Label: Temporary Residence

Produced by: Kevin Ratterman

You know what this album is missing?  Kurt Ballou.

Which is totally unfair, as My Morning Jacket producer Ratterman – and the band – had to grow together on this album in order to produce the masterpiece followup of ‘Easy Pain.’  But the live sound that’s absent on ‘In and Out’ that was allowed back in as full volume on that disc is exactly the quality Ballou got from the get-go; while this disc undeniably sounds like Widows (and rocks like them at select moments), either through Ratterman’s hand or the band’s hungry eyes for his back catalogue or a combination of both, the extra studioness that’s wound through the album, pretty much from start to finish, nudges the band in some interesting directions – most notably a Black Mountain-esque drone on tracks like ‘The Muted Man’ – but also carves off their edge.  Which wouldn’t be so offensive except for when their volume inevitably blows a track up (in the best of ways), only to be un-backed up by some poor sequencing and a more even-keeled mix than offered on their previous releases.

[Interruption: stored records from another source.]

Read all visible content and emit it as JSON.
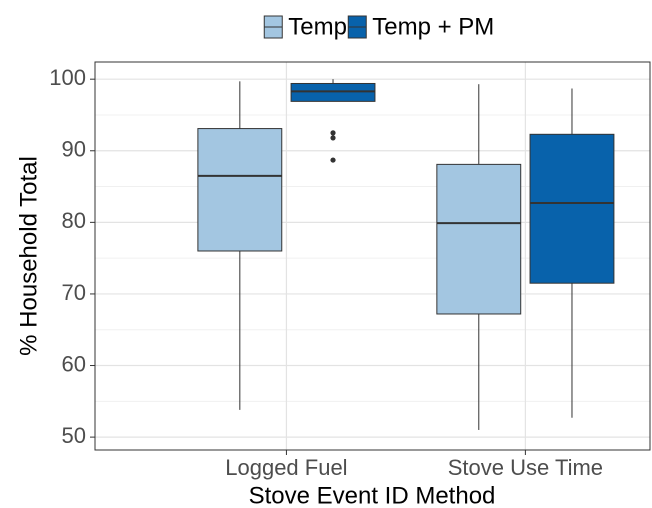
{
  "chart_data": {
    "type": "boxplot",
    "x_label": "Stove Event ID Method",
    "y_label": "% Household Total",
    "categories": [
      "Logged Fuel",
      "Stove Use Time"
    ],
    "ylim": [
      48.2,
      102.4
    ],
    "yticks": [
      50,
      60,
      70,
      80,
      90,
      100
    ],
    "minor_yticks": [
      55,
      65,
      75,
      85,
      95
    ],
    "grid": true,
    "legend_position": "top",
    "series": [
      {
        "name": "Temp",
        "color": "#a3c6e1",
        "boxes": [
          {
            "min": 53.8,
            "q1": 76.0,
            "median": 86.5,
            "q3": 93.1,
            "max": 99.7,
            "outliers": []
          },
          {
            "min": 51.0,
            "q1": 67.2,
            "median": 79.9,
            "q3": 88.1,
            "max": 99.3,
            "outliers": []
          }
        ]
      },
      {
        "name": "Temp + PM",
        "color": "#0862ab",
        "boxes": [
          {
            "min": 96.9,
            "q1": 96.9,
            "median": 98.3,
            "q3": 99.4,
            "max": 100.0,
            "outliers": [
              92.5,
              91.8,
              88.7
            ]
          },
          {
            "min": 52.7,
            "q1": 71.5,
            "median": 82.7,
            "q3": 92.3,
            "max": 98.7,
            "outliers": []
          }
        ]
      }
    ]
  }
}
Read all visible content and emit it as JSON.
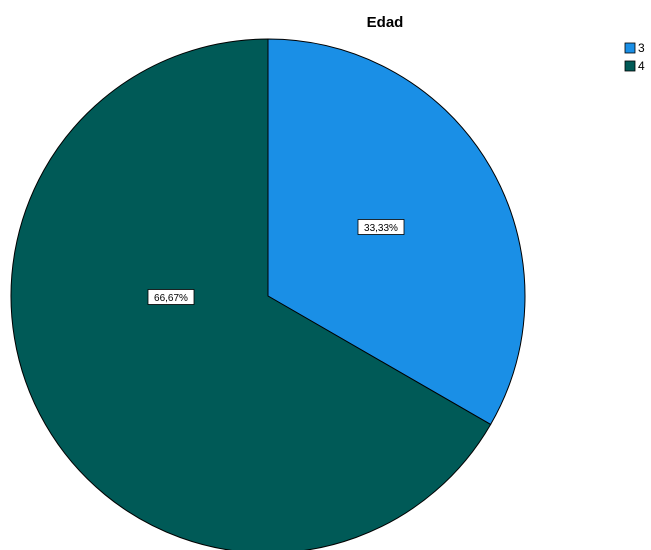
{
  "chart_data": {
    "type": "pie",
    "title": "Edad",
    "categories": [
      "3",
      "4"
    ],
    "values": [
      33.33,
      66.67
    ],
    "data_labels": [
      "33,33%",
      "66,67%"
    ],
    "colors": [
      "#1a8fe6",
      "#005a57"
    ],
    "start_angle": "12 o'clock",
    "direction": "clockwise",
    "legend_position": "top-right"
  }
}
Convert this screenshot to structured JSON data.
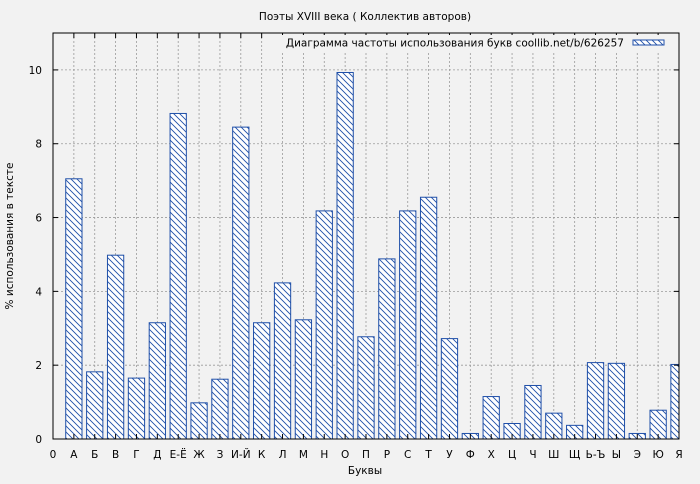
{
  "chart_data": {
    "type": "bar",
    "title": "Поэты XVIII века ( Коллектив авторов)",
    "xlabel": "Буквы",
    "ylabel": "% использования в тексте",
    "legend": {
      "label": "Диаграмма частоты использования букв coollib.net/b/626257",
      "position": "top-right"
    },
    "ylim": [
      0,
      11
    ],
    "yticks": [
      0,
      2,
      4,
      6,
      8,
      10
    ],
    "grid": true,
    "bar_color": "#1f4fa8",
    "xticks": [
      "0",
      "А",
      "Б",
      "В",
      "Г",
      "Д",
      "Е-Ё",
      "Ж",
      "З",
      "И-Й",
      "К",
      "Л",
      "М",
      "Н",
      "О",
      "П",
      "Р",
      "С",
      "Т",
      "У",
      "Ф",
      "Х",
      "Ц",
      "Ч",
      "Ш",
      "Щ",
      "Ь-Ъ",
      "Ы",
      "Э",
      "Ю",
      "Я"
    ],
    "categories": [
      "А",
      "Б",
      "В",
      "Г",
      "Д",
      "Е-Ё",
      "Ж",
      "З",
      "И-Й",
      "К",
      "Л",
      "М",
      "Н",
      "О",
      "П",
      "Р",
      "С",
      "Т",
      "У",
      "Ф",
      "Х",
      "Ц",
      "Ч",
      "Ш",
      "Щ",
      "Ь-Ъ",
      "Ы",
      "Э",
      "Ю",
      "Я"
    ],
    "values": [
      7.05,
      1.82,
      4.98,
      1.65,
      3.15,
      8.82,
      0.98,
      1.62,
      8.45,
      3.15,
      4.23,
      3.23,
      6.18,
      9.93,
      2.77,
      4.88,
      6.18,
      6.55,
      2.72,
      0.15,
      1.15,
      0.42,
      1.45,
      0.7,
      0.37,
      2.07,
      2.05,
      0.15,
      0.78,
      2.02
    ]
  }
}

Now again, I need to back off, because “offensive” is a pretty hefty term and this is still a good disc.  And some of the experiments do pay off.  The slow burn opener ‘Young Rivers’ is a perfect lead-in to the blast of ‘Future Heart,’ and it shows how Ratterman’s experience with warmth and depth can / could enrich that cavernous pummel of the Widows.  ‘In and Out of Lightness’ has an aggressive build-up that takes advantage of the same, with the added layer of some well-chosen tonal counterpoint vocals from Amber Estes.  Yes, I’m with you: at this point, the album is pretty fantastic.  And ‘Lean On the Ghost’ seems to keep the trend going…  Except it goes too long.  And it introduces a stylistic swerve that pops up again on ‘Muted Man’ and, unfortunately, on close ‘In and Out of Youth,’ where the group picks a unique syncopation or hook and then plays it into the ground, rising and swelling but not really changing anything.  YW’s growth from their first disc to their second was this sudden understanding of how to ratchet an already ratcheted-up track via some structural surprise, something that felt totally organic and in-the-moment.  A trick which, yes, is repeated on ‘Easy Pain.’  But ‘Youth’ is like the drone version of ‘Settle Down City;’ whereas that disc figured that volume meant being loud all the time, this album seems to figure on slow and steady winning the race, and with two tracks in the disc’s middle plying that trade, it drags the experience down.  ‘Right in the End’ is this album’s ‘The Guitar,’ clear, striking, short and sweet… but it’s not a the diamond in the rough that the sequencing of ‘Old Wounds’ offered; here it follows the plodding middle, and so seems too brief to make an effect.  Thankfully the album returns with the rocking ‘Miss Tambourine Wrist’ and the off-kilter ‘White Golden Rings,’ which has Jeremy McMonigle stumbling across his drums but making it sound awesome.

And for the record, any given track on here is excellent.  But taken all together it feels longer than it should, and the rounded production makes it less bold than it probably sounds live, and it simply doesn’t have the same surging drive as the albums that came before and after.